Short-term prognosis of advanced schistosomiasis has not been well studied. We aimed to construct prognostic models using machine learning algorithms and to identify the most important predictors by utilising routinely available data under the government medical assistance programme. An established database of advanced schistosomiasis in Hunan, China was utilised for analysis. A total of 9541 patients for the period from January 2008 to December 2018 were enrolled in this study. Candidate predictors were selected from demographics, clinical features, medical examinations and test results. We applied five machine learning algorithms to construct 1 year prognostic models: logistic regression (LR), decision tree (DT), random forest (RF), artificial neural network (ANN) and extreme gradient boosting (XGBoost). An area under the receiver operating characteristic curve (AUC) was used to evaluate the model performance. The important predictors of the optimal model for unfavourable prognosis within 1 year were identified and ranked. There were 1249 (13.1%) cases having unfavourable prognoses within 1 year of discharge. The mean age of all participants was 61.94 years, of whom 70.9% were male. In general, XGBoost showed the best predictive performance with the highest AUC (0.846; 95% confidence interval (CI): 0.821, 0.871), compared with LR (0.798; 95% CI: 0.770, 0.827), DT (0.766; 95% CI: 0.733, 0.800), RF (0.823; 95% CI: 0.796, 0.851), and ANN (0.806; 95% CI: 0.778, 0.835). Five most important predictors identified by XGBoost were ascitic fluid volume, haemoglobin (HB), total bilirubin (TB), albumin (ALB), and platelets (PT). We proposed XGBoost as the best algorithm for the evaluation of a 1 year prognosis of advanced schistosomiasis. It is considered to be a simple and useful tool for the short-term prediction of an unfavourable prognosis for advanced schistosomiasis in clinical settings.
晚期血吸虫病的短期预后尚未得到很好的研究。我们旨在利用机器学习算法构建预后模型,并利用政府医疗援助计划下的常规数据来确定最重要的预测因素。本研究利用了中国湖南建立的晚期血吸虫病数据库。共纳入 2008 年 1 月至 2018 年 12 月期间的 9541 例患者。从人口统计学、临床特征、体格检查和检查结果中选择候选预测因素。我们应用五种机器学习算法构建了 1 年预后模型:逻辑回归(LR)、决策树(DT)、随机森林(RF)、人工神经网络(ANN)和极端梯度提升(XGBoost)。采用受试者工作特征曲线下面积(AUC)评估模型性能。
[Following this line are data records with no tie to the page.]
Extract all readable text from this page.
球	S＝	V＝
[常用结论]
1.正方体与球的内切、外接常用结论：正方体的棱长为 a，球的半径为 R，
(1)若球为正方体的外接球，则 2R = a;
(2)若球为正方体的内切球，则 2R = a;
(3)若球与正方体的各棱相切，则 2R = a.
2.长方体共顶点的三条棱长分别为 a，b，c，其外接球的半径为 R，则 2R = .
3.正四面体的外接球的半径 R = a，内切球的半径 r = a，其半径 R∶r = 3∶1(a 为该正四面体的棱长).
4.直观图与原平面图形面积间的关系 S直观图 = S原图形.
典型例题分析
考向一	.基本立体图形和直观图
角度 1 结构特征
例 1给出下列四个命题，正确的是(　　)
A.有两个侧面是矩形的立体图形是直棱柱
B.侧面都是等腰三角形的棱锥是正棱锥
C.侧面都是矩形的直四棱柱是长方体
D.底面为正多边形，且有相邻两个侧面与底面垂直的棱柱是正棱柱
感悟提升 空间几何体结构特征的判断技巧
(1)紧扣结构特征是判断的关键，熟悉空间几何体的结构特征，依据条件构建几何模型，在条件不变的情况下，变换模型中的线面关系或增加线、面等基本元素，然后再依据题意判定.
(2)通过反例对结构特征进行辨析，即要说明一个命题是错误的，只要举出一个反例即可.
确定并对最优模型中 1 年内不良预后的重要预测因素进行了排序。出院后 1 年内有 1249 例(13.1%)预后不良。所有参与者的平均年龄为 61.94 岁,其中 70.9%为男性。一般来说,XGBoost 显示出最佳的预测性能,AUC 最高(0.846;95%置信区间[CI]:0.821,0.871),优于 LR(0.798;95%CI:0.770,0.827)、DT(0.766;95%CI:0.733,0.800)、RF(0.823;95%CI:0.796,0.851)和 ANN(0.806;95%CI:0.778,0.835)。XGBoost 确定的五个最重要的预测因素是腹水体积、血红蛋白(HB)、总胆红素(TB)、白蛋白(ALB)和血小板(PT)。我们提出 XGBoost 是评估晚期血吸虫病 1 年预后的最佳算法。它被认为是一种简单而有用的工具,可用于临床环境中对晚期血吸虫病不良预后的短期预测。